Juiz Maro: Insolente! O juízo de culpa se faz devidamente presente, não preciso nem ouvir a defesa, pois claramente tu és um doutrinador gramscismo-marxista-socialista-gayzista. Porém, como sou benevolente, justo, sábio e apolítico, irei encaminhá-lo para o professor-mor.

Enquanto Isso numa Conferência Internacional

Representante do país tropical: E por causa do que decidiu o grande líder, nosso soberano reino decide que os fatos nada valem, que tudo é relativo, que o gramscismo-marxismo-socialismo-gayzismo tomou de assalto os cientistas do mundo, que é matematicamente impossível o homem interferir na natureza pois somente Deus tem esse poder, e tendo como consequência resolvemos decretar que as leis e regras do que vocês chamam ciência nada valem se um povo possui coragem, o divino e o juiz Maro ao seu lado.

Representante do oriente: Qual grande líder, do seu reino? O que ele tem de grande?

Representante do país tropical: Obviamente eu me referia ao grande líder Yankee, aquele que temos admiração, respeito e subordinação. Aquele que com sua ousadia e senso de justiça ajudou a iluminar os verdadeiros problemas da humanidade.

Representante da África: A fome, subnutrição, as doenças esquecidas que dizimam milhões em meu continente, a falta de saneamento?

Representante do país tropical: Evidentemente que não.

Representante dos países ocidentais: O espectro de algoritmos de inteligência artificial e os seus impactos na sociedade de ordem social, econômica e moral? Ou os problemas de uso e gestão dos recursos finitos do nosso mundo?

Representante do país tropical: Não!

Representante dos países nórdicos: Seria então a depressão, os índices de suicídios que aumentam sem parar, o senso de infelicidade e mal-estar mesmo com sociedades cada vez mais afluentes materialmente?

Representante do país tropical: Não, não, não! Vocês não sabem nada, e por isso que foi preciso nascer um gênio como Oluvus Corvulhas para ensinar, e o grande líder para mostrar o exemplo prático.

Menino que observava tudo atônito: Mas qual é o problema então?

Representante do país tropical: Ora, o gramscismo-marxismo-socialismo-gayzismo!
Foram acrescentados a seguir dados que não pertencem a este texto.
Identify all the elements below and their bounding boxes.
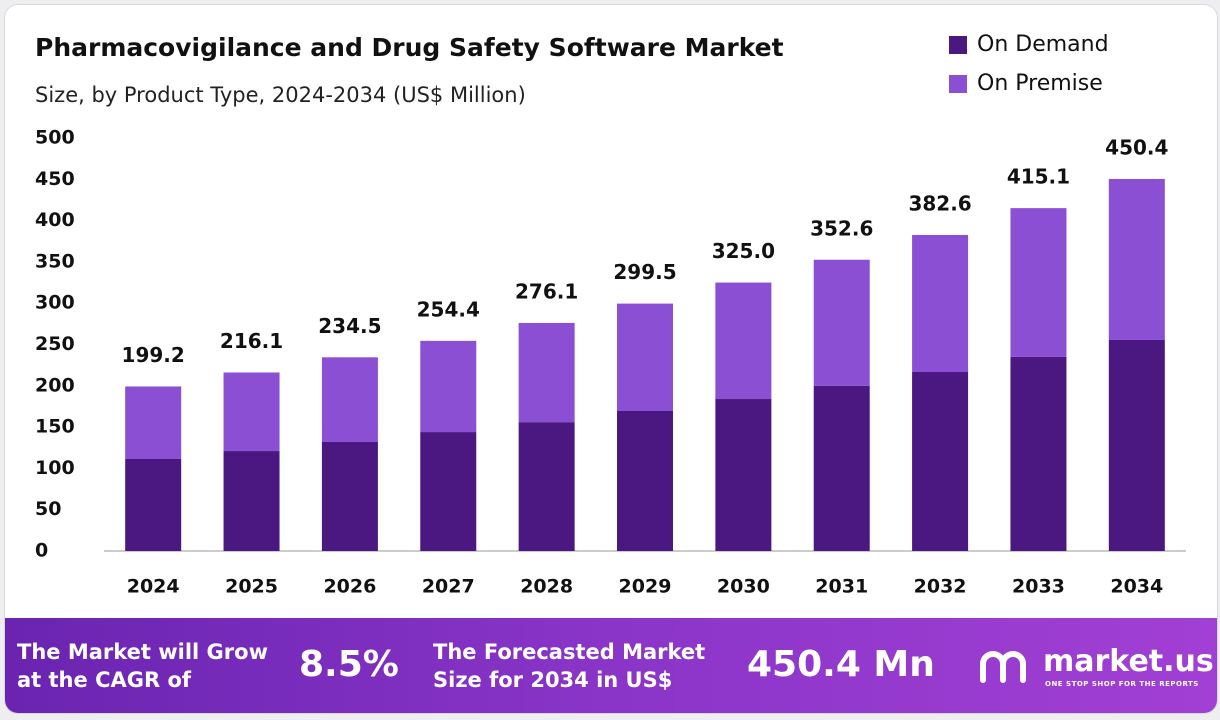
bar-segment <box>813 385 870 551</box>
x-tick-label: 2026 <box>323 576 376 598</box>
bar-segment <box>617 303 673 411</box>
legend-label: On Premise <box>977 71 1103 96</box>
x-tick-label: 2027 <box>422 576 475 598</box>
bar-segment <box>518 422 575 551</box>
bar-segment <box>321 441 378 551</box>
y-tick-label: 0 <box>35 540 48 562</box>
card: Pharmacovigilance and Drug Safety Softwa… <box>4 4 1218 714</box>
x-tick-label: 2030 <box>717 576 770 598</box>
bar-segment <box>518 322 575 423</box>
x-tick-label: 2031 <box>815 576 868 598</box>
bar-segment <box>813 259 870 386</box>
forecast-value: 450.4 Mn <box>747 644 935 685</box>
bar-segment <box>1108 339 1165 551</box>
legend-swatch <box>949 75 967 93</box>
x-tick-label: 2032 <box>914 576 967 598</box>
x-tick-label: 2025 <box>225 576 278 598</box>
chart-subtitle: Size, by Product Type, 2024-2034 (US$ Mi… <box>35 83 526 107</box>
bar-segment <box>912 372 969 551</box>
brand: market.us <box>1043 644 1214 679</box>
bar-segment <box>1010 356 1067 551</box>
x-tick-label: 2028 <box>520 576 573 598</box>
total-label: 325.0 <box>712 239 775 263</box>
bar-segment <box>125 386 182 459</box>
y-tick-label: 250 <box>35 333 75 355</box>
y-tick-label: 150 <box>35 416 75 438</box>
banner: The Market will Grow at the CAGR of 8.5% … <box>5 618 1217 713</box>
bar-segment <box>912 234 969 373</box>
tagline: ONE STOP SHOP FOR THE REPORTS <box>1045 680 1199 688</box>
total-label: 415.1 <box>1007 165 1070 189</box>
legend-swatch <box>949 36 967 54</box>
chart: Pharmacovigilance and Drug Safety Softwa… <box>35 32 1186 598</box>
total-label: 450.4 <box>1105 135 1168 159</box>
bar-segment <box>420 340 477 433</box>
y-tick-label: 450 <box>35 168 75 190</box>
cagr-text: The Market will Grow at the CAGR of <box>17 638 268 694</box>
forecast-text: The Forecasted Market Size for 2034 in US… <box>433 638 705 694</box>
line: The Market will Grow <box>17 640 268 664</box>
bar-segment <box>715 399 772 551</box>
bar-segment <box>617 410 673 551</box>
bar-segment <box>715 282 772 400</box>
y-tick-label: 400 <box>35 209 75 231</box>
chart-title: Pharmacovigilance and Drug Safety Softwa… <box>35 33 784 62</box>
total-label: 352.6 <box>810 216 873 240</box>
logo-icon <box>980 651 1026 683</box>
total-label: 216.1 <box>220 329 283 353</box>
total-label: 382.6 <box>908 191 971 215</box>
bar-segment <box>223 372 280 452</box>
total-label: 254.4 <box>417 297 480 321</box>
x-tick-label: 2029 <box>619 576 672 598</box>
total-label: 276.1 <box>515 279 578 303</box>
x-tick-label: 2024 <box>127 576 180 598</box>
total-label: 299.5 <box>613 260 676 284</box>
bar-segment <box>125 458 182 551</box>
bar-segment <box>1010 208 1067 357</box>
line: at the CAGR of <box>17 668 192 692</box>
x-tick-label: 2033 <box>1012 576 1065 598</box>
y-tick-label: 100 <box>35 457 75 479</box>
y-tick-label: 500 <box>35 127 75 149</box>
total-label: 199.2 <box>122 343 185 367</box>
y-tick-label: 300 <box>35 292 75 314</box>
cagr-value: 8.5% <box>299 644 399 685</box>
line: The Forecasted Market <box>433 640 706 664</box>
total-label: 234.5 <box>318 314 381 338</box>
y-tick-label: 200 <box>35 374 75 396</box>
bar-segment <box>321 357 378 442</box>
bar-segment <box>223 451 280 551</box>
x-tick-label: 2034 <box>1110 576 1163 598</box>
bar-segment <box>1108 178 1165 340</box>
legend-label: On Demand <box>977 32 1109 57</box>
line: Size for 2034 in US$ <box>433 668 673 692</box>
y-tick-label: 350 <box>35 250 75 272</box>
bar-segment <box>420 432 477 551</box>
y-tick-label: 50 <box>35 498 61 520</box>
Menino que observava tudo atônito: Ah….

Representante do Oriente: Você sabe que estamos em 2021, não?

Representante do país tropical: e daí?

Representante do Oriente: Ora, o seu “Deus” caiu, não sabia disso?

Representante do país tropical: Ai!


Professor com o Professor-Mor

Professor-Mor: Você é acusado de gayzismo-comunismo-fordismo, o que tem a dizer?

Professor: Eu pensei que eu era acusado de outra coisa. Deixa para lá, me sinto como Josef K.

Professor-Mor: Quem?

Professor: Como assim quem? Você não é o professor-mor? Josef K. “Alguém certamente havia caluniado Josef K. pois uma manhã ele foi detido sem ter feito mal algum.”

Professor-Mor : ? Não te entendo.

Professor: deixa para lá.

Professor-Mor: o que tem a dizer em sua defesa?

Professor: Ei, professor-mor, eu já aludi a Josef K., preciso desenhar? Isso quer dizer que o que quer que eu diga será inútil, é a essência de um julgamento kafkiano. 

Professor-Mor: O quê?

Professor:  Franz Kafka, o escritor, pelas barbas do profeta!

Professor-Mor: Ele escreve sobre gayzismo, marxismo, conservadorismo?

Professor: Ele escreve sobre os recônditos mais profundos e angustiantes da existência humana.

Professor-Mor: Balela então. Papo de politicamente correto. Esse escritor de quinta categoria é ao menos indicado pelo grande Oluvus Corvulhas?

Professor: Sei lá, acho que não.

Professor-Mor: Balela a raiz quadrada.

Professor: não queria dizer balela ao quadrado?

Professor- Mor: Insolente. Está condenado, com o grave agravante que agrava a situação de você ainda ser islamismo, ou você acha que o seu "pelas barbas do profeta" iriam me enganar?

Professor: Não quer dizer islamita?

Professor-Mor: Insolente a raiz quadrada!


Narrador: E assim no meio de pessoas tão iluminadas por desígnios “quase divinos”, de julgamentos escorreitos, de ideias brilhantes, o reino tropical se desenvolveu, se desenvolveu, e se desenvolveu mais um pouco, alcançando os píncaros dos grandes destinos que assim o esperavam.


obs: Os fatos aqui narrados são ficcionais e não guardam nenhuma relação com situações ou pessoas reais.  Qualquer semelhança com a realidade é puro acaso.